His opponent, Rep. Marsha Blackburn, has taken the same route as other Republicans, saying that she’s not a fan of tariffs but supports the president’s broader goals and believes he should be given room to negotiate. In a Twitter video last week, she highlighted meetings she’d had with Commerce Secretary Wilbur Ross to talk about applications for exemptions from the tariffs. But the state’s Democratic Party has attacked her, challenging her to take a stronger stance on the issue.
Democrats are not universally opposed to Trump’s trade action. In Ohio, a manufacturing state Trump won handily in 2016, Sen. Sherrod Brown is an ally on tariffs, though he’s critical of the president’s ad hoc approach and doesn’t support taking aim at U.S. allies. He has maneuvered to outflank Rep. Jim Renacci, the Trump-endorsed Republican in the race, on the broader issue of trade – he recently released a TV ad highlighting his opposition to past trade deals and touting himself as an ally of steelworkers.

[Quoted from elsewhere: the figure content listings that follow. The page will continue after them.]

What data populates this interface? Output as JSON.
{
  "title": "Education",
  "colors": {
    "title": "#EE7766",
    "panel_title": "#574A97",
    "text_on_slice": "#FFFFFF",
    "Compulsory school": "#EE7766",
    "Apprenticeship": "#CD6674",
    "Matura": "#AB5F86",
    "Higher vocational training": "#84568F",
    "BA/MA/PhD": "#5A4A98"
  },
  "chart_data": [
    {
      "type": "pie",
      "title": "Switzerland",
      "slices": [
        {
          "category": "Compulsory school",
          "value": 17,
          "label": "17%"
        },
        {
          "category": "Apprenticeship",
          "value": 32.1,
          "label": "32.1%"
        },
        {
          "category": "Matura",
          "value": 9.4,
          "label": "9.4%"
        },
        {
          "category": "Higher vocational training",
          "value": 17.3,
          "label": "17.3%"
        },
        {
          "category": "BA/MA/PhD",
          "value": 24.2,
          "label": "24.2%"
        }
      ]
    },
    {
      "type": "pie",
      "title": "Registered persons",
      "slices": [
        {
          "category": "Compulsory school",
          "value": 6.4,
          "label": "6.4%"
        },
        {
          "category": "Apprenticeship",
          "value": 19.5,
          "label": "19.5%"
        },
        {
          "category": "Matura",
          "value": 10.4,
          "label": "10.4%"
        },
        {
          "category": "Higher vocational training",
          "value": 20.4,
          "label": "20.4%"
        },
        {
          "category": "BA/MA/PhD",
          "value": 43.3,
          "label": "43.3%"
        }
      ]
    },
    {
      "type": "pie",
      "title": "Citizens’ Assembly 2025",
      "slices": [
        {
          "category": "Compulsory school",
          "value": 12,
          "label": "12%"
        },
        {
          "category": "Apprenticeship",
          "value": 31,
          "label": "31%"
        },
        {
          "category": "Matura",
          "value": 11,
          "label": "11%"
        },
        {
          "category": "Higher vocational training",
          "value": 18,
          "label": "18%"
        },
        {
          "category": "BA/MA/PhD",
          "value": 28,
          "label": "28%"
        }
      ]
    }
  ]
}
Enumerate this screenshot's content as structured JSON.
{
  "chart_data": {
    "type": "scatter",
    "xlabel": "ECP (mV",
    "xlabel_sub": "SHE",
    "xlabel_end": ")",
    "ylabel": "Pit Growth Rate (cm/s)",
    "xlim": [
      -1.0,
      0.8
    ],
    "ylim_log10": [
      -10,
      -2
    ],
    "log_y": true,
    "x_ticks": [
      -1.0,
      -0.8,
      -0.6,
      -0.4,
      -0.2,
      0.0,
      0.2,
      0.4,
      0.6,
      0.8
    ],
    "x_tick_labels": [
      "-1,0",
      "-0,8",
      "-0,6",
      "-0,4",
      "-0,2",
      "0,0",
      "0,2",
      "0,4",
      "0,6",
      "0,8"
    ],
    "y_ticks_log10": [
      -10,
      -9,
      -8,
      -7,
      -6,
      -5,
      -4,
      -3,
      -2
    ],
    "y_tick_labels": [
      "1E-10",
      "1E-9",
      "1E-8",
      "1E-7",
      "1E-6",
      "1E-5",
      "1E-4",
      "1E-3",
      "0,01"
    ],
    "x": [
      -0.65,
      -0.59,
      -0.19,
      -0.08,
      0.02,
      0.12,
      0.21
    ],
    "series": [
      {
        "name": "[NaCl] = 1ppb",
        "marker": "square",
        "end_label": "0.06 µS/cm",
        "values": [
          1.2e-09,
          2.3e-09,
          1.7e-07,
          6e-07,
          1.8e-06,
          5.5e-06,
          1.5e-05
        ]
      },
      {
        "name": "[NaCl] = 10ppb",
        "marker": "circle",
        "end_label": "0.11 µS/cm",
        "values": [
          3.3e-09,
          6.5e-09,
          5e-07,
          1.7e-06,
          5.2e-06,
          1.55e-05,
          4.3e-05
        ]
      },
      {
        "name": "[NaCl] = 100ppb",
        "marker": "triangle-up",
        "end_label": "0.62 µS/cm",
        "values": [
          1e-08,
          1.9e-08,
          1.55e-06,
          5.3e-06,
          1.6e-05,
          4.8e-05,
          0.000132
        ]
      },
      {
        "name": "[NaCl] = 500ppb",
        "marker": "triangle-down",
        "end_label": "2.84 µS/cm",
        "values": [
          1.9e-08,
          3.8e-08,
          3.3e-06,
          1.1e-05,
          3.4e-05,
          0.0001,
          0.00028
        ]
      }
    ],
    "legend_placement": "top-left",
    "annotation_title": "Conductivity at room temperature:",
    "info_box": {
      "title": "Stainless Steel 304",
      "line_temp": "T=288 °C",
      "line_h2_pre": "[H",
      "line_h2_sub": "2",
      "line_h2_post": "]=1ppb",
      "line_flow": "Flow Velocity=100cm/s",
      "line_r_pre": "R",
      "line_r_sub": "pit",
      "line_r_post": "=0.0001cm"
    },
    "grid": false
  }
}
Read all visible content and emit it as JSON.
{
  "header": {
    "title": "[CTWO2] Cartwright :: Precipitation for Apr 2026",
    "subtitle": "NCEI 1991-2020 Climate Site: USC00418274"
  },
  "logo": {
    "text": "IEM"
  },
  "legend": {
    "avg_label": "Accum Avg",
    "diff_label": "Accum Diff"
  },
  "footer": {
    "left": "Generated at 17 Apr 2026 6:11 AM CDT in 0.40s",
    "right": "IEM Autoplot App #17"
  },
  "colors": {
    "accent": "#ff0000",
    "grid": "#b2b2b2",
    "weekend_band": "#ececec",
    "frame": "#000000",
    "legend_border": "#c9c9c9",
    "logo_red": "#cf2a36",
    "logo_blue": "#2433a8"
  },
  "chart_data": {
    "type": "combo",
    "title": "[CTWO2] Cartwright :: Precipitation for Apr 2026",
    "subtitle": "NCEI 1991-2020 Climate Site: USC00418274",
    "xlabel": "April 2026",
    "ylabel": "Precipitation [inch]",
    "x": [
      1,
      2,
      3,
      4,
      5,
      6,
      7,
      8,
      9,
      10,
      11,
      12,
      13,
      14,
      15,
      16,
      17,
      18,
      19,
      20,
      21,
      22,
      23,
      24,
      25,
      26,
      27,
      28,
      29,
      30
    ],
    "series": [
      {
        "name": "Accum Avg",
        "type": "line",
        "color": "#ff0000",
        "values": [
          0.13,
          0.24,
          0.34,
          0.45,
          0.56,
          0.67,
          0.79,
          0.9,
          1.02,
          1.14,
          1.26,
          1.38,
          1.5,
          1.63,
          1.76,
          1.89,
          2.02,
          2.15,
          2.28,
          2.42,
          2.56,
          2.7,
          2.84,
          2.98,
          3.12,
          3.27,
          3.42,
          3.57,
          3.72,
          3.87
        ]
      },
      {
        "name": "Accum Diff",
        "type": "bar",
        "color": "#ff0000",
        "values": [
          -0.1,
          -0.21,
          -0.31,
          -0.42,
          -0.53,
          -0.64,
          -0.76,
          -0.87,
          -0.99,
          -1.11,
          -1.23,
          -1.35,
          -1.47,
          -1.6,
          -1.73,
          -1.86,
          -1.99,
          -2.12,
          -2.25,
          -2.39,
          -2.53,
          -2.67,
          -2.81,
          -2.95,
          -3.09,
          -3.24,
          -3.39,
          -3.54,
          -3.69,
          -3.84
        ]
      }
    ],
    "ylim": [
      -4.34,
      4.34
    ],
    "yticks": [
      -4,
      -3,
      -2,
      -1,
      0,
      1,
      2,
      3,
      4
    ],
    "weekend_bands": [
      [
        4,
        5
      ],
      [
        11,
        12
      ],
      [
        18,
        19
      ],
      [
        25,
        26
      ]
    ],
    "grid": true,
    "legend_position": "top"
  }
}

“People generally like the tariffs, but they don’t like the way the president has presented them,” Brown said in an interview. “They don’t like the unevenness; they don’t like that he says it’s a trade war.”
Renacci, for his part, had a message similar to th ose of his fellow Republicans, taking a wait-and-see approach while supporting giving the president room to negotiate.
“He negotiates a little different than most and in the end, he understands this is about American jobs,” Renacci said. “He understands this is about unfair trade with China,and he’ll keep moving in the right direction."